Robert B. Conley, Center for Medical Technology Policy
Gemma Adib, Osteoporosis Centre
Robert A. Adler, VA Medical Center
Kristina E. Åkesson, Skånes universitetssjukhus
Ivy M. Alexander, School of Nursing
Kelly C. Amenta, Mercyhurst University
Robert D. Blank, Medical College of Wisconsin
William Timothy Brox, University of California, San Francisco
Emily E. Carmody, University of Rochester Medical Center
Karen Chapman-Novakofski, University of Illinois at Urbana-Champaign
Bart L. Clarke, Mayo Clinic
Kathleen M. Cody, American Bone Health
Cyrus Cooper, University of Southampton
Carolyn J. Crandall, University of California, Los Angeles
Douglas R. Dirschl, The University of Chicago Medicine
Thomas J. Eagen, National Council on Aging
Ann L. Elderkin, American Society for Bone and Mineral Research
Masaki Fujita, International Osteoporosis Foundation
Susan L. Greenspan, University of Pittsburgh
Philippe Halbout, International Osteoporosis Foundation, Switzerland
Marc C. Hochberg, University of Maryland School of Medicine
Muhammad Javaid, University of Oxford Medical Sciences Division
Kyle J. Jeray, Greenville Hospital System
Ann E. Kearns, Mayo Clinic
Toby King, United States Bone and Joint Initiative
Thomas F. Koinis, Duke Primary Care Oxford
Jennifer Scott Koontz, Newton Medical Center
Martin Kužma, University Hospital in Bratislava
Carleen Lindsey, Bristol Physical Therapy, LLC
Mattias Lorentzon, Australian Catholic University
George P. Lyritis, Hellenic Osteoporosis Foundation
Laura Boehnke Michaud, University of Texas MD Anderson Cancer Center
Armando Miciano, Nevada Rehabilitation Institute

Document Type

Journal Article

Publication Date

1-1-2020

Journal

Journal of Bone and Mineral Research

Volume

35

Issue

1

DOI

10.1002/jbmr.3877

Keywords

AGING; ANABOLICS; ANTIRESORPTIVES; OSTEOPOROSIS; SECONDARY FRACTURE PREVENTION

Abstract

© 2019 American Society for Bone and Mineral Research Osteoporosis-related fractures are undertreated, due in part to misinformation about recommended approaches to patient care and discrepancies among treatment guidelines.
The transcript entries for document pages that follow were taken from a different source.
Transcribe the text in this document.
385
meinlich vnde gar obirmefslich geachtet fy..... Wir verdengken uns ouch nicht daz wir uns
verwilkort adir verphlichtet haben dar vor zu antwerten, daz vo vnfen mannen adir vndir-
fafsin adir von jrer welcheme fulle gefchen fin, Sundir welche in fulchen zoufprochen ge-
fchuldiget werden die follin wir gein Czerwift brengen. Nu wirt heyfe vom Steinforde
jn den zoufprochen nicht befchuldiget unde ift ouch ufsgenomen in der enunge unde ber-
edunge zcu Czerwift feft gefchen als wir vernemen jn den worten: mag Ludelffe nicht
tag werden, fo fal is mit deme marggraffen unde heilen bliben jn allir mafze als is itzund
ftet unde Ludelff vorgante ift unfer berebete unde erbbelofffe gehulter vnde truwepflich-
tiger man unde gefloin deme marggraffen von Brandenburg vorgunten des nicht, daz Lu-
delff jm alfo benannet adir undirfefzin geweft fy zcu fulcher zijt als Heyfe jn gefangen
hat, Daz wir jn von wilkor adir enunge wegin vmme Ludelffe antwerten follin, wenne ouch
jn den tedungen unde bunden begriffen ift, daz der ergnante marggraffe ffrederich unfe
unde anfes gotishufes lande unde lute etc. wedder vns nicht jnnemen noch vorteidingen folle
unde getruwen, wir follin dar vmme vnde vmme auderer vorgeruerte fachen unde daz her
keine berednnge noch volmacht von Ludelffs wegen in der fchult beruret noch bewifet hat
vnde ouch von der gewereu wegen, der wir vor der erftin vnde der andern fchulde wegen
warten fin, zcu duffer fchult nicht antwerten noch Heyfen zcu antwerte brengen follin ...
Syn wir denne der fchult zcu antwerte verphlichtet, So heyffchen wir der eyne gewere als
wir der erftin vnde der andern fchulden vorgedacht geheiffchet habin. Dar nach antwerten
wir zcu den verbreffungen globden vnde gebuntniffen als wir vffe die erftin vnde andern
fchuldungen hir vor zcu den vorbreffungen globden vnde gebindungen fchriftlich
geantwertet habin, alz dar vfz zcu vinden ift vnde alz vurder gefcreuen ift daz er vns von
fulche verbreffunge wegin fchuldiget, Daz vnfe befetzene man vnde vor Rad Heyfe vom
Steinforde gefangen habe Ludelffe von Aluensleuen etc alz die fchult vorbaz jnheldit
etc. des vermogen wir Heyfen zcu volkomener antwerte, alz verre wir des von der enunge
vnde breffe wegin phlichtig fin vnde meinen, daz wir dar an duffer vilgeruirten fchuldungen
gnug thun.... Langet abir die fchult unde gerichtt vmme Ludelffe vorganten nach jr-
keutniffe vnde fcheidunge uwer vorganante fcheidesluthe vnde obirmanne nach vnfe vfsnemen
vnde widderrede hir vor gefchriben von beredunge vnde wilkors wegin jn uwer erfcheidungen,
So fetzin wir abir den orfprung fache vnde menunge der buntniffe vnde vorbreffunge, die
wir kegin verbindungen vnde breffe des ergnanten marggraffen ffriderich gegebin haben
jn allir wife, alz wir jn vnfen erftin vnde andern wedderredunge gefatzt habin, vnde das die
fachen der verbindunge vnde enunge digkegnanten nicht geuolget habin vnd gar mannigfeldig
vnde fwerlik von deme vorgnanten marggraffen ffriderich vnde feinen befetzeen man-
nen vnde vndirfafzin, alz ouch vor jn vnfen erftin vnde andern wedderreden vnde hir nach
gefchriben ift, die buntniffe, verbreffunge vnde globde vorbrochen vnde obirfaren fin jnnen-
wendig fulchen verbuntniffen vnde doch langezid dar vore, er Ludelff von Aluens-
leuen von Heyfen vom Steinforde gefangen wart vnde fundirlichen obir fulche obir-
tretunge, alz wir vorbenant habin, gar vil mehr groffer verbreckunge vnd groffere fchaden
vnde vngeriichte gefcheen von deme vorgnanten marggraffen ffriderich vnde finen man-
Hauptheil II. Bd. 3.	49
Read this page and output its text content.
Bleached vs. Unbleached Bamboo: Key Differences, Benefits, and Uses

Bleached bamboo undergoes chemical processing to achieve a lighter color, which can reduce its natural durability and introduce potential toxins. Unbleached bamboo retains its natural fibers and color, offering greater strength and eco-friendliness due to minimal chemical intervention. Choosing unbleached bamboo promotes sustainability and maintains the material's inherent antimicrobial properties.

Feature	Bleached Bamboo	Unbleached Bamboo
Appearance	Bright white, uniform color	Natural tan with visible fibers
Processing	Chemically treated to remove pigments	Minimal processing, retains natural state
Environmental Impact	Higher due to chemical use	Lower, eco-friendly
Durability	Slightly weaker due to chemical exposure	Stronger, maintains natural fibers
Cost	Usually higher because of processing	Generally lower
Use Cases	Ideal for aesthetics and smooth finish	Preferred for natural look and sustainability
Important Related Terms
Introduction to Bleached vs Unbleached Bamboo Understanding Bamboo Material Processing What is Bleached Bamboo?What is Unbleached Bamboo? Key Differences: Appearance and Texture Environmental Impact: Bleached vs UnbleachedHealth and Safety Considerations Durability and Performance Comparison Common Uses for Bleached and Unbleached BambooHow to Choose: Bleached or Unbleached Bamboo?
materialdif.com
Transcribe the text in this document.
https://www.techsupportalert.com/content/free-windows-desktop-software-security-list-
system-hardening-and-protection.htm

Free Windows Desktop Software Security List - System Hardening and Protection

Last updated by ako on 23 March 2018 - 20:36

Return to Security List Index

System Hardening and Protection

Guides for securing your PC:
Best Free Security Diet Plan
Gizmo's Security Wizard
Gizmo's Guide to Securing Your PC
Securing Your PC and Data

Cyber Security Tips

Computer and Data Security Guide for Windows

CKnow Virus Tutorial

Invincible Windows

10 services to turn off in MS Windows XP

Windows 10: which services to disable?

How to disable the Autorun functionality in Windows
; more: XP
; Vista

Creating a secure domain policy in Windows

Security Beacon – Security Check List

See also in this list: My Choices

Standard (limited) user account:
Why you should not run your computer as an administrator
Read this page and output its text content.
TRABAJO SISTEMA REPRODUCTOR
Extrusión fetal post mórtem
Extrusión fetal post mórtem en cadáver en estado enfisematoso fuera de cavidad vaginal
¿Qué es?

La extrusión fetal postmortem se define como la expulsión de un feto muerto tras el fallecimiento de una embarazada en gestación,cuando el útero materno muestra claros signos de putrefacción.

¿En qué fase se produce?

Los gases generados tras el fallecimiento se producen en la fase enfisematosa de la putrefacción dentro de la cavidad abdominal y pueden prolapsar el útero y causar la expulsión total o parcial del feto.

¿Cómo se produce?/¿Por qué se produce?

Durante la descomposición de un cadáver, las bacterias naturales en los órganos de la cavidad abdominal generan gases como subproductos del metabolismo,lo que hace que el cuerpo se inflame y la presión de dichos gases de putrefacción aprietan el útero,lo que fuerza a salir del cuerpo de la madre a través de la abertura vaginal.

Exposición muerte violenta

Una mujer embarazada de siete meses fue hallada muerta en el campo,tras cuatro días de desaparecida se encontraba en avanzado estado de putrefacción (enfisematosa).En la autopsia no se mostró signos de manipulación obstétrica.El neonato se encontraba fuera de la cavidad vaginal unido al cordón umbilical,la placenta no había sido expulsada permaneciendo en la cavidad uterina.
To help bridge this gap and improve patient outcomes, the American Society for Bone and Mineral Research assembled a multistakeholder coalition to develop clinical recommendations for the optimal prevention of secondary fracture among people aged 65 years and older with a hip or vertebral fracture. The coalition developed 13 recommendations (7 primary and 6 secondary) strongly supported by the empirical literature. The coalition recommends increased communication with patients regarding fracture risk, mortality and morbidity outcomes, and fracture risk reduction. Risk assessment (including fall history) should occur at regular intervals with referral to physical and/or occupational therapy as appropriate. Oral, intravenous, and subcutaneous pharmacotherapies are efficacious and can reduce risk of future fracture. Patients need education, however, about the benefits and risks of both treatment and not receiving treatment. Oral bisphosphonates alendronate and risedronate are first-line options and are generally well tolerated; otherwise, intravenous zoledronic acid and subcutaneous denosumab can be considered. Anabolic agents are expensive but may be beneficial for selected patients at high risk. Optimal duration of pharmacotherapy is unknown but because the risk for second fractures is highest in the early post-fracture period, prompt treatment is recommended. Adequate dietary or supplemental vitamin D and calcium intake should be assured. Individuals being treated for osteoporosis should be reevaluated for fracture risk routinely, including via patient education about osteoporosis and fractures and monitoring for adverse treatment effects. Patients should be strongly encouraged to avoid tobacco, consume alcohol in moderation at most, and engage in regular exercise and fall prevention strategies. Finally, referral to endocrinologists or other osteoporosis specialists may be warranted for individuals who experience repeated fracture or bone loss and those with complicating comorbidities (eg, hyperparathyroidism, chronic kidney disease). © 2019 American Society for Bone and Mineral Research.